A poetic device in which human traits are attributed to something abstract or non-living.
- the veils of the morning
Here morning is personified as a woman whose face is covered by a veil. The fog, mist or dew drops in the morning atmosphere form the ‘veil’.
Anaphora is the repetition of an identical word or a group of words in successive verses. Poets often repeat single words or phrases, lines, and sometimes, even whole stanzas at intervals to create a musical effect; to emphasize a point; to draw the readers’ attention or to lend unity to a piece.

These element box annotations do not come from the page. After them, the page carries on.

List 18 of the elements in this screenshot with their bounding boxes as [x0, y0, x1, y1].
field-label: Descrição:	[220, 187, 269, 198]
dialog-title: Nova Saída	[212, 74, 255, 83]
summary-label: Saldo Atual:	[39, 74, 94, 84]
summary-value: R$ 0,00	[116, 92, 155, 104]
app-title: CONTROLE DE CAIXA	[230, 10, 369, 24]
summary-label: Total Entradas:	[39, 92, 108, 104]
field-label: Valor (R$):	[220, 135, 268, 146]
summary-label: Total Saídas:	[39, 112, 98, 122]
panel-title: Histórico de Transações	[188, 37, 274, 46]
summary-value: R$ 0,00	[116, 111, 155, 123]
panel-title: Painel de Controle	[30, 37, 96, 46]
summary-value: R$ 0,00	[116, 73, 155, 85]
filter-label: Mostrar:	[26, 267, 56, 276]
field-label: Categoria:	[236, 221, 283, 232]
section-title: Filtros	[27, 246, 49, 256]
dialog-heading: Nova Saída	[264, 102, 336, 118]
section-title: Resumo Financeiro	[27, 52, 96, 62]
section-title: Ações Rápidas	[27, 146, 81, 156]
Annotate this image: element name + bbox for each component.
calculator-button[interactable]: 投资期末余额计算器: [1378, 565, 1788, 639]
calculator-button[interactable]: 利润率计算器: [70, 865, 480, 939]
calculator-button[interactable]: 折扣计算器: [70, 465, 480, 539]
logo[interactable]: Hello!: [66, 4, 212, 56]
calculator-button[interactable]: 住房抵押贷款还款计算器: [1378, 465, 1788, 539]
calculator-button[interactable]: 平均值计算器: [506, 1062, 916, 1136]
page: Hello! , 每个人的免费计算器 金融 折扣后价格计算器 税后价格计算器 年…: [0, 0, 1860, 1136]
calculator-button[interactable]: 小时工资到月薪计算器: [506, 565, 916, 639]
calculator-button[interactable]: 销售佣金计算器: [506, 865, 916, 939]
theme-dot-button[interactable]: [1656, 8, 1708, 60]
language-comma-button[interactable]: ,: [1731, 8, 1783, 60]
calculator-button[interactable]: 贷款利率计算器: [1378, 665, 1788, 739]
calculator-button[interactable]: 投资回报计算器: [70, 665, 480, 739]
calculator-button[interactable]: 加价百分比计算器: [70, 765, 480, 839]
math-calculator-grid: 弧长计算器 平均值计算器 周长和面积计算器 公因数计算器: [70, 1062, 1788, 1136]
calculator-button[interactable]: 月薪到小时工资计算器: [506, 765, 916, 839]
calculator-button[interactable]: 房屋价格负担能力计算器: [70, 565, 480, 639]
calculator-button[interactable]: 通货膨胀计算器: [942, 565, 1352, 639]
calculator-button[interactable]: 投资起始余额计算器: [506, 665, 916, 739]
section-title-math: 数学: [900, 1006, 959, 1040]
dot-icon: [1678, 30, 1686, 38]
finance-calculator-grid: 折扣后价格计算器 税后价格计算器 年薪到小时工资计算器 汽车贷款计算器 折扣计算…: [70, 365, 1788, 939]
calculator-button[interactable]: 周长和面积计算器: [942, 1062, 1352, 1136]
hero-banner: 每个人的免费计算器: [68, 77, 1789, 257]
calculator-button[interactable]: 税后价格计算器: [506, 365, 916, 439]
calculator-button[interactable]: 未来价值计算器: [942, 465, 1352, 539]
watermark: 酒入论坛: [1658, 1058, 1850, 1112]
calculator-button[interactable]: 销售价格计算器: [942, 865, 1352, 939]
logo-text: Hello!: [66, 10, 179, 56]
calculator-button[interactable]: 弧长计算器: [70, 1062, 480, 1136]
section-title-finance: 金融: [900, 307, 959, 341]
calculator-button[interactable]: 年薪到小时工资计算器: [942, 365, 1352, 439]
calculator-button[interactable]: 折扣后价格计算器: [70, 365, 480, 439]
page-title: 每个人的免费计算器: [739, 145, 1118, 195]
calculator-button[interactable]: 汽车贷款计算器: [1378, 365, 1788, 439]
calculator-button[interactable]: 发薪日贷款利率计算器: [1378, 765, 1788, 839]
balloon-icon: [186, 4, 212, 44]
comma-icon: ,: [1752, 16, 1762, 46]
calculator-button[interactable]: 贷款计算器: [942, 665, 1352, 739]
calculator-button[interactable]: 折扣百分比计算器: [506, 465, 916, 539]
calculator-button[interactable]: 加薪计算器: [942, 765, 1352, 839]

- And I shall have some peace there, for peace comes dropping slow
Dropping from the veils of the morning…
Here the words ‘peace’ and ‘dropping’ are repeated. ‘Peace’ emphasizes the calmness and ‘dropping’ stresses the easy pace of things in nature which is in contrast to the rush and humdrum of city life.
- I will arise and go now
The expression has been used twice in the poem, once in the first stanza and then again in the last stanza. The repetition, apart from giving a smooth flow to the poem, brings out the poet’s decisiveness. He is clear in his mind that he would definitely get up and leave for Innisfree.
The poem consists of 12 lines, separated into 3 quatrains, and an abab cdcd efef rhyme scheme. Another way to arrange the rhyme can be abab for each stanza.